Witaj Stateczku….. leszczyna już pyli, moze to nie zima zmusza Cię do płaczu ?:)))))
Płynem to!! Płynem!!!!:)))
wysokoprocentowym :)))))))
I w dużej, uderzeniowej dawce!:)))
:)))) całkiem spokojnie wypiję drugą kawę i pójdę do swoich coraz mniej lubianych zajęć……. kolejne posiedzenie… aaaauuu:))))))
Senatorze….. co to jest ” wołoduch “? zdaje się, że widziałam to słowo u Chmielewskiej, ale wolałabym dokładną definicję :))))))
.. duch woła albo jak kto woli: duch wołu:)))) Nieee??? Mnie pasuje:)))))
A z Chmielewskiej: “Ksiądz nie wołoduch, sam całego jajka nie zji, jak zostanie to wam dam”!:)) “Boczne drogi”:))))
i…… dalej domyslnie, co kto sobie przyjmie za wołoducha :))))))
Zgodnie z moją mazowicko-podlaską wiedzą wołoduch to jest żarłoczny głodomór.
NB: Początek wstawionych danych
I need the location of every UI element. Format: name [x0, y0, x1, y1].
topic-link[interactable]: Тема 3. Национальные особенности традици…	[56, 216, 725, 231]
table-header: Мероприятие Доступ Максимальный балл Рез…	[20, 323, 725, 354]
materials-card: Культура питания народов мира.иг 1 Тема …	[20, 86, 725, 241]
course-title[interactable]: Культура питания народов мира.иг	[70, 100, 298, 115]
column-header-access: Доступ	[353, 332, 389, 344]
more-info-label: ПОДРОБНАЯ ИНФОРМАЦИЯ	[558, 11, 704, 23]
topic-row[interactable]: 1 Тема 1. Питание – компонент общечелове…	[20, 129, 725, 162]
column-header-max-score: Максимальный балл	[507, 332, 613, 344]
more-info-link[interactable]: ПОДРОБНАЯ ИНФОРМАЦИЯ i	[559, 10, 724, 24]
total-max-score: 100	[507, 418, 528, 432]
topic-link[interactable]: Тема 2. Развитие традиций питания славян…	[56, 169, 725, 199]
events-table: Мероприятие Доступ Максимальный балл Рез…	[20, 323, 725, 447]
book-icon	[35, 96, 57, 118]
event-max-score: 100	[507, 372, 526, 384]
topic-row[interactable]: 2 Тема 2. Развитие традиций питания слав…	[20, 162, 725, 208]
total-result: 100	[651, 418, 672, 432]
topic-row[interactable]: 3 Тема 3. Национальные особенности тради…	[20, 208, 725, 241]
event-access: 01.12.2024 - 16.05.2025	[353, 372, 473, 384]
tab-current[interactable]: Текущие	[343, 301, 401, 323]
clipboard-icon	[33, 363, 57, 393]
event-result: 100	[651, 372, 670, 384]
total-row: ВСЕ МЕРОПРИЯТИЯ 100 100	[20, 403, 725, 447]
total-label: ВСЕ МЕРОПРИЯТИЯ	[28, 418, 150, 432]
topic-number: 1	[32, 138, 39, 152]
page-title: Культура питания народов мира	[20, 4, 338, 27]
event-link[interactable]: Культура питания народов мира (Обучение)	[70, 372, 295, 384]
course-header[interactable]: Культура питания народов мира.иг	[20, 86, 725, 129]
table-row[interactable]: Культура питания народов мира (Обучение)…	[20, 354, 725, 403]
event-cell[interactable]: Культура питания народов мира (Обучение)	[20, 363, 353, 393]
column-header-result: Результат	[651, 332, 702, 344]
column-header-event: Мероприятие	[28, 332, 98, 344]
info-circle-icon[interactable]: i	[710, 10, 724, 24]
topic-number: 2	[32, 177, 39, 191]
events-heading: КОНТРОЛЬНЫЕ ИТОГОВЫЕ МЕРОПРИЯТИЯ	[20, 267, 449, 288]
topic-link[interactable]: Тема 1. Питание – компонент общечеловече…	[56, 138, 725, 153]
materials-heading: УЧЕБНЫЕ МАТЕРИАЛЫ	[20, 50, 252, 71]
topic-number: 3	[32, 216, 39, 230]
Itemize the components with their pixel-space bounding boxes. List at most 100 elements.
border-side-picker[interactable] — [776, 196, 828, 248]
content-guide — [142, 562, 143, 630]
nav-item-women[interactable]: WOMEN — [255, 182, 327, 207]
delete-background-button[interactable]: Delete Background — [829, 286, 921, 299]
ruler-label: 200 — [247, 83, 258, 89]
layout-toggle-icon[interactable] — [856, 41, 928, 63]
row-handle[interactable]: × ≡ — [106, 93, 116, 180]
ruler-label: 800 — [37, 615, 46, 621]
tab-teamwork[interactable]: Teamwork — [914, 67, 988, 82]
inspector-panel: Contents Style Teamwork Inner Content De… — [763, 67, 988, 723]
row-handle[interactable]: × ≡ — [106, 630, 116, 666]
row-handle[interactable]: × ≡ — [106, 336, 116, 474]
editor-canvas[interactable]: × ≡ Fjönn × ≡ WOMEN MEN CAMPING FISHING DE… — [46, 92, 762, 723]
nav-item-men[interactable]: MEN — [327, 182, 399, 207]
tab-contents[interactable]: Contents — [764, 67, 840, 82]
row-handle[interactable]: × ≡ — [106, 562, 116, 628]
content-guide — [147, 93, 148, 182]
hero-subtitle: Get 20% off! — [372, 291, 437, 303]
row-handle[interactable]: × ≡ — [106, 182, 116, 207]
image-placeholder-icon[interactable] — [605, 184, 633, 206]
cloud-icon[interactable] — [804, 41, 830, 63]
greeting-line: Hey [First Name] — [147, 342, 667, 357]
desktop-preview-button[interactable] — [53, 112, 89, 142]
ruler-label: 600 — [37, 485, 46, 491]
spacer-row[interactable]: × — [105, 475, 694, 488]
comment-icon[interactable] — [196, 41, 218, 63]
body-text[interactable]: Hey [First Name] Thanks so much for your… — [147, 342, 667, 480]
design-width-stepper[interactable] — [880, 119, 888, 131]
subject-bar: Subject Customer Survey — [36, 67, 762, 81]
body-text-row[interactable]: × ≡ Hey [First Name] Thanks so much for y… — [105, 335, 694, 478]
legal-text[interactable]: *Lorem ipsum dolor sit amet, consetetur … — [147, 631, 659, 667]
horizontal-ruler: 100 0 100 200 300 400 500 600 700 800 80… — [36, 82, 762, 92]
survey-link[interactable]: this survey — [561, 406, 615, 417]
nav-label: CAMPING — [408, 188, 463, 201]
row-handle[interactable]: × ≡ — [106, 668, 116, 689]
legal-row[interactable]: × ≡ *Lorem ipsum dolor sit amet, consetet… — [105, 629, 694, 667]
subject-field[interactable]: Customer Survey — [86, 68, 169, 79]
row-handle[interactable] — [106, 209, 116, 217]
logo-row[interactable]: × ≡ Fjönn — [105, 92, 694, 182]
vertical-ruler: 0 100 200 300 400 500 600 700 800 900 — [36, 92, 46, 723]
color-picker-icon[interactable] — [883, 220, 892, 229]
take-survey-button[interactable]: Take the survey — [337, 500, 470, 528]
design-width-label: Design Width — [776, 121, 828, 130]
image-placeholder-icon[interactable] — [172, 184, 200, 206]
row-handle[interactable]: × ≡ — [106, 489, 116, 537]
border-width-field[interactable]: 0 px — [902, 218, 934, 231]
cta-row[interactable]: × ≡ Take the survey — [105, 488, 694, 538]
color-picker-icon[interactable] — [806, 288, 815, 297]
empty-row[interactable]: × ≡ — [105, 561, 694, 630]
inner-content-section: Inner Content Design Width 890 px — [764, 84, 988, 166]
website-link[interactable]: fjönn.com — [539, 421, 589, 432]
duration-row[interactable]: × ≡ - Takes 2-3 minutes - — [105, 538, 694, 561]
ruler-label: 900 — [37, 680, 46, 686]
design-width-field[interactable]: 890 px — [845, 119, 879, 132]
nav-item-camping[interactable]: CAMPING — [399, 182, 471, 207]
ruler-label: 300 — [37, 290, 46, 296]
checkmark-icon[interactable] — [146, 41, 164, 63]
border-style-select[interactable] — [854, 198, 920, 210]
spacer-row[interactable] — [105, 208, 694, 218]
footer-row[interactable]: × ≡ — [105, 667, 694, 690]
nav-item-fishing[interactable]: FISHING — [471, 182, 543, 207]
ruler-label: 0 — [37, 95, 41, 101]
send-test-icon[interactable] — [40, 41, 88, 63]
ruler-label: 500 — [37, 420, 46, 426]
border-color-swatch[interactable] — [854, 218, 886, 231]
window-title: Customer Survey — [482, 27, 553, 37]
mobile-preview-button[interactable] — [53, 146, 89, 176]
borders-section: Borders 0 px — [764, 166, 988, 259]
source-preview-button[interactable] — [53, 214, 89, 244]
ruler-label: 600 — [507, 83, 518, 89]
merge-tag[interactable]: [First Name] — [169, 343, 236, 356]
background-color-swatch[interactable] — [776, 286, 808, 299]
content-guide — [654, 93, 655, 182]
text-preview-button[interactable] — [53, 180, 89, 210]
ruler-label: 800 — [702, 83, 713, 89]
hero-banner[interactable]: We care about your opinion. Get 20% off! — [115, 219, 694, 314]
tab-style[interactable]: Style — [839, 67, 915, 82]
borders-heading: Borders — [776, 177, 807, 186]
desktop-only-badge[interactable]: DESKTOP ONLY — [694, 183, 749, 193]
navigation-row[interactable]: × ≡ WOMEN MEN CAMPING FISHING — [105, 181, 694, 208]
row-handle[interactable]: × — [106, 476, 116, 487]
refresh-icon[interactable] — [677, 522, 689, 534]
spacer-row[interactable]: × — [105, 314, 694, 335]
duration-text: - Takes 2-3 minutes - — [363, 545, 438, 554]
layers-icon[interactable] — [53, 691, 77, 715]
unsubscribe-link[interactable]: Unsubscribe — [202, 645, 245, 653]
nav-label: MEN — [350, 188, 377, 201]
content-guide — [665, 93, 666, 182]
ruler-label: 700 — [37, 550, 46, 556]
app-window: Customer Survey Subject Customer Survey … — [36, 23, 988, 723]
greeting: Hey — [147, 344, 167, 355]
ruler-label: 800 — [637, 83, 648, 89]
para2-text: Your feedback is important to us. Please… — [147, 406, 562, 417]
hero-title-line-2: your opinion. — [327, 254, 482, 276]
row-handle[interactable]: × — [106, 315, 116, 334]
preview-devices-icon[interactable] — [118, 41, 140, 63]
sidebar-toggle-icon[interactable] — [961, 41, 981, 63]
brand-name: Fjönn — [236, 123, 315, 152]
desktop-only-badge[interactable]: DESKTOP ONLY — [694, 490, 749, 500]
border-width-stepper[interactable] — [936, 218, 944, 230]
Tak bym go zdefiniował.
To jakiś mój bliski kuzyn:)))
dziękuję Stan….. :)))) to mnie przekonuje :))))
:)))) ja znam galicyjskie :” księże oczy, popie gardło, co zobaczy, to by żarło “:))))))))
Właśnie powstało nowe forum pisarskie http://www.enatia.iforums.pl Jeśli lubisz pisać i rozmawiać o literaturze z poczuciem humoru, zarejestruj się na naszym forum i stań się jego współtwórcą
Zaglądniemy:)))
Oglądacie skoki?? Będzie złoto dla Adasia…:)))) Ja to wiem… Jeszcze parę minut :)))))
Brąz też jest niezłym krążkiem??:(
Hihihihihihihi!!:))))))))))))))))))))))))))))
WWWrrrrrrrrrrrrrrrrrrrrrrrrrrrrrrrrrr NOooo!!!! :))))))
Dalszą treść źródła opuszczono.